2017 KW 2

Welche der Geist Gottes treibt, die sind Gottes Kinder. Römer 8,14

Motivation (lat. verb movere: bewegen, antreiben)
Die Frage, warum ein Mensch das tut was er tut, ist gar nicht so einfach zu beantworten. „Jeder Mensch hat etwas, dass ihn antreibt“, sagt uns die Werbung. Das stimmt. Damit ist aber noch lange nicht gesagt, was das denn ist, was ihn antreibt. Die Wissenschaft hat lange angenommen, unsere Motivation etwas zu tun käme aus den angeborenen Instinkten. Man hat ca. 6000 dieser Instinkte aufgelistet und geordnet. Nur durch Instinktbefriedigung angetrieben zu sein, kann aber individuelles Verhalten nicht erklären. Also fand man noch die physiologischen Bedürfnisse wie Hunger Durst etc. als Motivator. Aber es gibt ja auch Motivation etwas zu tun, wenn man satt, sauber und trocken ist. Jedenfalls für manche… Aktuell geht man von einem Motiv aus, dass passiv vorhanden ist. Irgendwann wird dieses Motiv so dringend, z.B. weil es mich emotional anspricht, dass dieses Motiv ganz aktiv wird. Diesen Prozess nennt man dann Motivation. (Alles aus: https://de.wikipedia.org/wiki/Motivation )

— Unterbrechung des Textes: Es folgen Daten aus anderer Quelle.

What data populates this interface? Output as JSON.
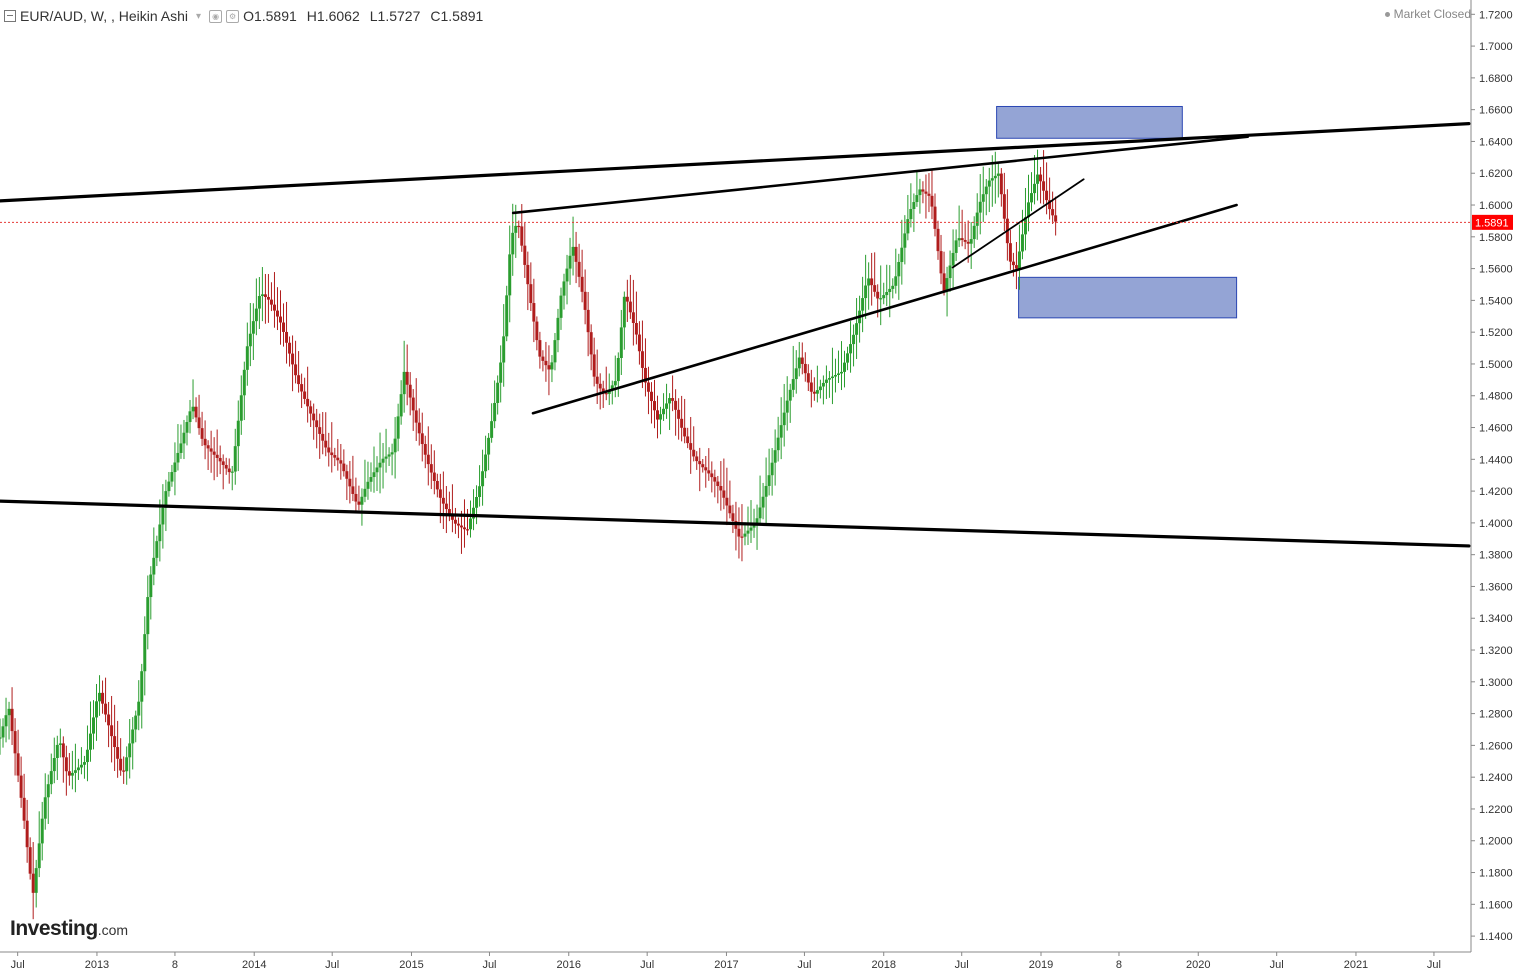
{
  "header": {
    "symbol": "EUR/AUD, W, , Heikin Ashi",
    "ohlc": [
      {
        "k": "O",
        "v": "1.5891"
      },
      {
        "k": "H",
        "v": "1.6062"
      },
      {
        "k": "L",
        "v": "1.5727"
      },
      {
        "k": "C",
        "v": "1.5891"
      }
    ],
    "market_status": "Market Closed"
  },
  "logo": {
    "main": "Investing",
    "suffix": ".com"
  },
  "price_tag": "1.5891",
  "colors": {
    "up": "#2a9d2f",
    "down": "#b01d1d",
    "price_tag": "#ff0000",
    "zone_fill": "#8e9fd3",
    "zone_stroke": "#2b47b3",
    "trendline": "#000000"
  },
  "chart_data": {
    "type": "candlestick",
    "style": "Heikin Ashi",
    "symbol": "EUR/AUD",
    "interval": "W",
    "y_axis": {
      "ylim": [
        1.13,
        1.729
      ],
      "ticks": [
        "1.7200",
        "1.7000",
        "1.6800",
        "1.6600",
        "1.6400",
        "1.6200",
        "1.6000",
        "1.5800",
        "1.5600",
        "1.5400",
        "1.5200",
        "1.5000",
        "1.4800",
        "1.4600",
        "1.4400",
        "1.4200",
        "1.4000",
        "1.3800",
        "1.3600",
        "1.3400",
        "1.3200",
        "1.3000",
        "1.2800",
        "1.2600",
        "1.2400",
        "1.2200",
        "1.2000",
        "1.1800",
        "1.1600",
        "1.1400"
      ],
      "side": "right"
    },
    "x_axis": {
      "xlim": [
        "2012-05-21",
        "2021-09-25"
      ],
      "ticks": [
        {
          "label": "Jul",
          "date": "2012-07-01"
        },
        {
          "label": "2013",
          "date": "2013-01-01"
        },
        {
          "label": "8",
          "date": "2013-07-01"
        },
        {
          "label": "2014",
          "date": "2014-01-01"
        },
        {
          "label": "Jul",
          "date": "2014-07-01"
        },
        {
          "label": "2015",
          "date": "2015-01-01"
        },
        {
          "label": "Jul",
          "date": "2015-07-01"
        },
        {
          "label": "2016",
          "date": "2016-01-01"
        },
        {
          "label": "Jul",
          "date": "2016-07-01"
        },
        {
          "label": "2017",
          "date": "2017-01-01"
        },
        {
          "label": "Jul",
          "date": "2017-07-01"
        },
        {
          "label": "2018",
          "date": "2018-01-01"
        },
        {
          "label": "Jul",
          "date": "2018-07-01"
        },
        {
          "label": "2019",
          "date": "2019-01-01"
        },
        {
          "label": "8",
          "date": "2019-07-01"
        },
        {
          "label": "2020",
          "date": "2020-01-01"
        },
        {
          "label": "Jul",
          "date": "2020-07-01"
        },
        {
          "label": "2021",
          "date": "2021-01-01"
        },
        {
          "label": "Jul",
          "date": "2021-07-01"
        }
      ]
    },
    "price_path": [
      {
        "date": "2012-05-21",
        "price": 1.265
      },
      {
        "date": "2012-06-10",
        "price": 1.285
      },
      {
        "date": "2012-07-15",
        "price": 1.215
      },
      {
        "date": "2012-08-05",
        "price": 1.165
      },
      {
        "date": "2012-09-01",
        "price": 1.225
      },
      {
        "date": "2012-10-05",
        "price": 1.265
      },
      {
        "date": "2012-10-25",
        "price": 1.24
      },
      {
        "date": "2012-12-05",
        "price": 1.25
      },
      {
        "date": "2013-01-05",
        "price": 1.295
      },
      {
        "date": "2013-02-10",
        "price": 1.26
      },
      {
        "date": "2013-03-01",
        "price": 1.24
      },
      {
        "date": "2013-04-10",
        "price": 1.29
      },
      {
        "date": "2013-05-01",
        "price": 1.36
      },
      {
        "date": "2013-06-10",
        "price": 1.42
      },
      {
        "date": "2013-07-15",
        "price": 1.45
      },
      {
        "date": "2013-08-10",
        "price": 1.475
      },
      {
        "date": "2013-09-05",
        "price": 1.45
      },
      {
        "date": "2013-10-10",
        "price": 1.44
      },
      {
        "date": "2013-11-10",
        "price": 1.43
      },
      {
        "date": "2013-12-15",
        "price": 1.51
      },
      {
        "date": "2014-01-15",
        "price": 1.545
      },
      {
        "date": "2014-02-05",
        "price": 1.54
      },
      {
        "date": "2014-03-05",
        "price": 1.525
      },
      {
        "date": "2014-04-10",
        "price": 1.49
      },
      {
        "date": "2014-05-10",
        "price": 1.47
      },
      {
        "date": "2014-06-20",
        "price": 1.445
      },
      {
        "date": "2014-07-20",
        "price": 1.438
      },
      {
        "date": "2014-08-30",
        "price": 1.41
      },
      {
        "date": "2014-09-20",
        "price": 1.425
      },
      {
        "date": "2014-10-25",
        "price": 1.44
      },
      {
        "date": "2014-11-20",
        "price": 1.445
      },
      {
        "date": "2014-12-15",
        "price": 1.495
      },
      {
        "date": "2015-01-10",
        "price": 1.465
      },
      {
        "date": "2015-02-05",
        "price": 1.44
      },
      {
        "date": "2015-03-10",
        "price": 1.415
      },
      {
        "date": "2015-04-10",
        "price": 1.4
      },
      {
        "date": "2015-05-10",
        "price": 1.395
      },
      {
        "date": "2015-06-10",
        "price": 1.425
      },
      {
        "date": "2015-07-10",
        "price": 1.47
      },
      {
        "date": "2015-08-01",
        "price": 1.51
      },
      {
        "date": "2015-08-20",
        "price": 1.58
      },
      {
        "date": "2015-09-05",
        "price": 1.59
      },
      {
        "date": "2015-10-01",
        "price": 1.545
      },
      {
        "date": "2015-10-25",
        "price": 1.505
      },
      {
        "date": "2015-11-20",
        "price": 1.495
      },
      {
        "date": "2015-12-15",
        "price": 1.545
      },
      {
        "date": "2016-01-10",
        "price": 1.575
      },
      {
        "date": "2016-02-05",
        "price": 1.54
      },
      {
        "date": "2016-03-01",
        "price": 1.49
      },
      {
        "date": "2016-03-25",
        "price": 1.48
      },
      {
        "date": "2016-04-20",
        "price": 1.49
      },
      {
        "date": "2016-05-10",
        "price": 1.545
      },
      {
        "date": "2016-06-05",
        "price": 1.52
      },
      {
        "date": "2016-06-25",
        "price": 1.49
      },
      {
        "date": "2016-07-25",
        "price": 1.465
      },
      {
        "date": "2016-08-25",
        "price": 1.48
      },
      {
        "date": "2016-09-25",
        "price": 1.455
      },
      {
        "date": "2016-10-20",
        "price": 1.44
      },
      {
        "date": "2016-11-25",
        "price": 1.43
      },
      {
        "date": "2016-12-20",
        "price": 1.42
      },
      {
        "date": "2017-02-01",
        "price": 1.39
      },
      {
        "date": "2017-03-10",
        "price": 1.4
      },
      {
        "date": "2017-04-10",
        "price": 1.43
      },
      {
        "date": "2017-05-20",
        "price": 1.475
      },
      {
        "date": "2017-06-20",
        "price": 1.505
      },
      {
        "date": "2017-07-20",
        "price": 1.48
      },
      {
        "date": "2017-08-20",
        "price": 1.49
      },
      {
        "date": "2017-09-25",
        "price": 1.495
      },
      {
        "date": "2017-10-25",
        "price": 1.52
      },
      {
        "date": "2017-11-25",
        "price": 1.555
      },
      {
        "date": "2017-12-20",
        "price": 1.54
      },
      {
        "date": "2018-01-25",
        "price": 1.55
      },
      {
        "date": "2018-03-01",
        "price": 1.595
      },
      {
        "date": "2018-03-25",
        "price": 1.61
      },
      {
        "date": "2018-04-20",
        "price": 1.605
      },
      {
        "date": "2018-05-20",
        "price": 1.545
      },
      {
        "date": "2018-06-20",
        "price": 1.58
      },
      {
        "date": "2018-07-20",
        "price": 1.575
      },
      {
        "date": "2018-08-10",
        "price": 1.6
      },
      {
        "date": "2018-09-01",
        "price": 1.615
      },
      {
        "date": "2018-09-25",
        "price": 1.62
      },
      {
        "date": "2018-10-20",
        "price": 1.565
      },
      {
        "date": "2018-11-05",
        "price": 1.56
      },
      {
        "date": "2018-12-01",
        "price": 1.6
      },
      {
        "date": "2018-12-25",
        "price": 1.62
      },
      {
        "date": "2019-01-20",
        "price": 1.598
      },
      {
        "date": "2019-02-05",
        "price": 1.589
      }
    ],
    "wick_extremes": {
      "high": 1.6725,
      "low": 1.1615
    },
    "last_close": 1.5891,
    "trendlines": [
      {
        "from": {
          "date": "2012-05-21",
          "price": 1.6026
        },
        "to": {
          "date": "2021-09-20",
          "price": 1.6512
        },
        "width": "thick"
      },
      {
        "from": {
          "date": "2012-05-21",
          "price": 1.4137
        },
        "to": {
          "date": "2021-09-20",
          "price": 1.3855
        },
        "width": "thick"
      },
      {
        "from": {
          "date": "2015-08-25",
          "price": 1.595
        },
        "to": {
          "date": "2020-04-25",
          "price": 1.643
        },
        "width": "medium"
      },
      {
        "from": {
          "date": "2015-10-10",
          "price": 1.469
        },
        "to": {
          "date": "2020-03-30",
          "price": 1.6
        },
        "width": "medium"
      },
      {
        "from": {
          "date": "2018-06-10",
          "price": 1.5607
        },
        "to": {
          "date": "2019-04-10",
          "price": 1.6162
        },
        "width": "thin"
      }
    ],
    "zones": [
      {
        "x_from": "2018-09-20",
        "x_to": "2019-11-25",
        "price_top": 1.662,
        "price_bottom": 1.642
      },
      {
        "x_from": "2018-11-10",
        "x_to": "2020-03-30",
        "price_top": 1.5545,
        "price_bottom": 1.529
      }
    ],
    "grid": false,
    "legend": "none"
  }
}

Paulus ging es nicht um die Erforschung der Motivation eines Menschen. Vielmehr hat er schon eine sehr grundsätzliche Antwort. Es gibt nur 2 Grundzustände des Menschen. Es gibt den geretteten, befreiten, von Schuld gelösten Menschen (den Wiedergeborenen) und den, bei dem das noch nicht so ist. Der Zustand indem jeder Mensch geboren wird, ist der geistlicher Gefangenschaft, von Schuld versklavt. Je nachdem in welchen Grundzustand ein Mensch lebt, äußert sich auch sein Handeln. Je nachdem in welchem Grundzustand ein Mensch lebt, hat er andere Instinkte, andere Bedürfnisse und andere Motive aus denen dann Handlungen werden. Wir sehen bei Paulus geht es immer ums Grundsätzliche, hier wird nicht an der Oberfläche poliert.
Was folgt daraus:
1. Alle Menschen haben bei Geburt den gleichen geistlichen Status.
2. Von neuem geboren zu werden, ist dass größte Geschenk, dass der Mensch in seiner Zeit in diesem Leben bekommen kann.
3. Wer wiedergeboren ist, handelt nach Motiven die er bis dahin nicht hatte.
4. Wenn man nicht vergisst wo man herkommt, dann hat man überhaupt keinen Anlass schlecht über jemand zu denken, der dieses Glück noch nicht hatte.
5. Wiedergeborene Menschen handeln nach Motiven die zu Wiedergeburt anderer dienen.
Lassen wir uns dieses Jahr ganz bewusst antreiben!